Additionally, Disney needed to be able to count of family trips to the cinema for Mulan. However, school summer holidays are coming to an end and as the re-opening of schools is a priority for many governments around the world, children are likely to either be back at school or at home under lockdown restrictions again by September. As such, families would have been more limited to weekend screenings, which will be limited in both number and capacity as cinemas enforce social distancing measures.
By comparison, Christoper Nolan’s Tenet will skew towards a more independent older audience, who will perhaps be more willing and able to visit cinemas under social distancing restrictions, either on their own or with a friend or partner, when the film opens in cinemas from the end of August (and early September in select US sites).
Premium pricing preserves early run value
A straight to streaming release could’ve damaged the perceived premium status of Disney’s theatrical projects, many of which are the most lucrative in the business; since 2015, Disney has released 18 films that have each taken more than $1bn at the global box office, including seven in 2019 alone.
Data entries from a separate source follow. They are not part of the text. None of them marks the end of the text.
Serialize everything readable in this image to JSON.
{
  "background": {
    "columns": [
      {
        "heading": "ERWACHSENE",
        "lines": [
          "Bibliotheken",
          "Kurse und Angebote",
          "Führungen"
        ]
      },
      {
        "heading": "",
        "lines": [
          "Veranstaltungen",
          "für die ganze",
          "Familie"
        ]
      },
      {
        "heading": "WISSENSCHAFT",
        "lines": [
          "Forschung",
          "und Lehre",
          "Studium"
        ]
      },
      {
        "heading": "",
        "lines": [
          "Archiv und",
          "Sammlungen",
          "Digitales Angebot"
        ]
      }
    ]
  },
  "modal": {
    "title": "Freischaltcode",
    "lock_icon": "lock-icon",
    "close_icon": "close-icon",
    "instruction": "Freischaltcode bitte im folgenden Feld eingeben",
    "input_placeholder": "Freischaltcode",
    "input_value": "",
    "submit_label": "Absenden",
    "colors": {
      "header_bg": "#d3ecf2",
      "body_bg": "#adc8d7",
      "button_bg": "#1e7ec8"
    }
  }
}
Disney+ has made very significant inroads into the streaming market but Disney did not anticipate that the service would become profitable until 2024, so the company is unlikely to turn its back on the theatrical window before then.
For further context, the table below shows estimated profits for some of Disney’s other live action remakes, as reported by Deadline in their annual look at the most profitable movies.
These profit calculations incorporate costs and revenues from non-theatrical release windows (TV, home entertainment etc), which Disney will hope to be able to exploit as normal. However, they do convey the importance of the theatrical box office, as well as the hopes Disney may have had for Mulan beyond breaking even.
Ultimately, a $29.99 price to watch Mulan at home will help to maintain the premium status of Disney’s theatrical properties until theatrical exhibition settle into whatever the post-COVID-19 normal will be. And while the premium fee will likely be too much for many consumers, it gives Disney the chance to test the waters and recoup some of its investment along the way.